Thou Shalt Not Do Inserts in a Foreach … Unless You Know The Trick
TL;DR;
Don’t do it. Just, simply, never write a database query inside a loop. Ever. Put in a little bit of effort and write code that will insert or read all data in one big batch, or at least group big chunks of data in the smallest possible number of queries. That’s it. Move on. These aren’t the droids you’re looking for.
But I’ve been blessed with the virtue of laziness!
Ah. Ok then, read on.
Being blessed with the same virtue myself, I’ve taken a shortcut here or there too, when i was sure no one knew it’s in a non-performance-critical piece of code.
But, that really clashed with my other virtues of impatience and hubris. What if that foreach gets a lot of data, and queries take forever, strangling the server? What if someone saw that code and got sick? Those questions kept me awake in the night and woke me, sweaty, in the wee hours. I could not look at my image in the mirror without a sense of shame.
Things could not go on like that any more.
So I learned of this little trick.
The Trick
Take a good, hard look at this piece of code:
$model = Mage::getModel('your_model/dbtable');
$data = [/* Array with lots of data */];
foreach ($data as $row){
$model->setData($row)->save();
}
We have all seen it numerous times. Let’s admit it, we wrote code like this at some (bad) point in our life. We’ll call this one “stupid foreach”. What makes it so slow? Transactions and disk writes. For each iteration, database will make the lock, write data to it, unlock it, make a network request, etc.… And that takes time.

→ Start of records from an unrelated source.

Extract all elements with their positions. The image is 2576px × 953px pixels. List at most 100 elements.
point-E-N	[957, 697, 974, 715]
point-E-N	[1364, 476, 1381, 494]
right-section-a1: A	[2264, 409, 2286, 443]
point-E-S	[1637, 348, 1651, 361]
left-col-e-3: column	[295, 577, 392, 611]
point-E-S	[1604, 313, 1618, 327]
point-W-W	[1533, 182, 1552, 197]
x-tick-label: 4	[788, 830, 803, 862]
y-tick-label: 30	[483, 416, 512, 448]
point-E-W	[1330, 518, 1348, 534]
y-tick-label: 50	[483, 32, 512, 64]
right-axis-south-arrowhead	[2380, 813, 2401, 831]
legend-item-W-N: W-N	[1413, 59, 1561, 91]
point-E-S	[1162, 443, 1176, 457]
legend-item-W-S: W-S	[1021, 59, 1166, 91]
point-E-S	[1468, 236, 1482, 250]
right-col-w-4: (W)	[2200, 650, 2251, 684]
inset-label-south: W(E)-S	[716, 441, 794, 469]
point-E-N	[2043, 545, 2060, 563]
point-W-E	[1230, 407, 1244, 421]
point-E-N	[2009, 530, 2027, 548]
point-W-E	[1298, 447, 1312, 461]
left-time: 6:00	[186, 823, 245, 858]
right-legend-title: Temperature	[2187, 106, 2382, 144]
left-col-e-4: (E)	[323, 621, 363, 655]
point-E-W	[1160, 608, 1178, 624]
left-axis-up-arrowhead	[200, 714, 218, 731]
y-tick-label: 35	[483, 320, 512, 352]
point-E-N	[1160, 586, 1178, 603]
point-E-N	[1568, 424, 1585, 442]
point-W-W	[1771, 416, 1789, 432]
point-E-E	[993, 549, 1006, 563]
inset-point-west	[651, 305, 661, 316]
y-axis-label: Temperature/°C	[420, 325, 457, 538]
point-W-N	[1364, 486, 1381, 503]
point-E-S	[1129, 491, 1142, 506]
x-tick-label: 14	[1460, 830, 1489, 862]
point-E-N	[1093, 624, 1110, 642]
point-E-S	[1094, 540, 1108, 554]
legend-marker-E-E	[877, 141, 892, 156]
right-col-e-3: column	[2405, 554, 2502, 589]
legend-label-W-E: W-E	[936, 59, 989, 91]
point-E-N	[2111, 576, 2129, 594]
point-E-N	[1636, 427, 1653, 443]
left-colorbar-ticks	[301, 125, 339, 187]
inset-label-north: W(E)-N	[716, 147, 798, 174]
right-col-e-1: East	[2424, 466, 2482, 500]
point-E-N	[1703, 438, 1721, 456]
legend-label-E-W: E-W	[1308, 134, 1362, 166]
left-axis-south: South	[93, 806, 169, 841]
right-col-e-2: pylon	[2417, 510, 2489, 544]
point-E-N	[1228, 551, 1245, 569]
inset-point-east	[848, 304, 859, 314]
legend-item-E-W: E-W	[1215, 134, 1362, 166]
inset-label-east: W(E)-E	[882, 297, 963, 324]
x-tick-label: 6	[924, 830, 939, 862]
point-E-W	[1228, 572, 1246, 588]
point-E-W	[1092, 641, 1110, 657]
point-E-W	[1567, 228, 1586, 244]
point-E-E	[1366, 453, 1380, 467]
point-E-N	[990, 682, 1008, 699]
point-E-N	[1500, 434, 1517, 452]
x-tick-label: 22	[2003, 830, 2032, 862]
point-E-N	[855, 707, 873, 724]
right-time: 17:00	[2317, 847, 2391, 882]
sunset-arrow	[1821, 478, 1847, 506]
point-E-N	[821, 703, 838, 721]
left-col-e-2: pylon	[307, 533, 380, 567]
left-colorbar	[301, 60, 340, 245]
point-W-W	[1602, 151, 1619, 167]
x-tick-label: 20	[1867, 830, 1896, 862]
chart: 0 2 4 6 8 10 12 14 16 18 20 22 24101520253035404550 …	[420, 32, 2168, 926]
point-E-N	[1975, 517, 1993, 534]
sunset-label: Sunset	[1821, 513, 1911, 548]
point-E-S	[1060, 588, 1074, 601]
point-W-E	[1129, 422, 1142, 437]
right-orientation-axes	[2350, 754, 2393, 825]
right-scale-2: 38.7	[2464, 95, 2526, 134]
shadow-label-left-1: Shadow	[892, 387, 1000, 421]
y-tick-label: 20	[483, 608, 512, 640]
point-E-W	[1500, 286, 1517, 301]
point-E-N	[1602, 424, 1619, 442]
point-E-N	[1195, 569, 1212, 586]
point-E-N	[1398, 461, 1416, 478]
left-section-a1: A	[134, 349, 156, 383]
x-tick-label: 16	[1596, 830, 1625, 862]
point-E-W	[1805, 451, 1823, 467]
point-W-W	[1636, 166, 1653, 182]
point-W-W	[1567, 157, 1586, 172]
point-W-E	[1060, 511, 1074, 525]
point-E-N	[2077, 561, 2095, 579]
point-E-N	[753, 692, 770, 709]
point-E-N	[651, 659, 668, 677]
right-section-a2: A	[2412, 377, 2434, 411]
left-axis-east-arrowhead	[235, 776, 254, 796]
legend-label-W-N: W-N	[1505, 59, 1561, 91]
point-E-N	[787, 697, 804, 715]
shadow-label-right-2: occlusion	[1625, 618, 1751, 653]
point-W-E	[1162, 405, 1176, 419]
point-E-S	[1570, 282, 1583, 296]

That’s why you really should do this instead, somewhere in your model resource:
$this->_getWriteAdapter()->insertMultiple($this->getMainTable(), $data);
That writes the data in 1 transaction, no matter how big it is. And it’s even less code than the stupid foreach! Yet, stupid foreach creeps into code again and again.
Enter the trick:
$model = Mage::getModel('your_model/dbtable');
$resource = $model->getResource();
$data = [/* Array with lots of data */];
$resource->beginTransaction();
foreach ($data as $row){
$model->setData($row)->save();
}
$resource->commit();
Yep, it still looks stupid, it’s the most code of the three, but this also gets the data into that database in one commit. And, it still works if you have a really messy foreach with database reads and writes combined.
Talk is cheap, show me the numbers
Here’s what the speed tests say (time in seconds):
100 iterations | 1000 iterations | 10000 iterations | |
Insert multiple | 0.017 | 0.079 | 0.379 |
Foreach in a transaction | 0.074 | 0.501 | 4.701 |
Stupid foreach | 1.097 | 11.729 | 117.410 |
What’s the point?
What if you have a huge CSV that needs to be imported, and it just doesn’t fit in memory in one big batch? Reading and inserting line by line would work. What do you do when you come across badly written foreach inserts, and don’t have time or energy to refactor that? Or whatever. You know, stuff in the real world. Daily survival in backend development trenches.
The answer is simple. Yes, it’s always possible to do it properly and you really should, but if you can’t for whatever reason, at least do the trick. It’s just two lines of code around the foreach, and the performance is an order of magnitude better than the stupid foreach. Yeah, it’s still an order of magnitude worse than doing it properly, but it’s a horrible world out there.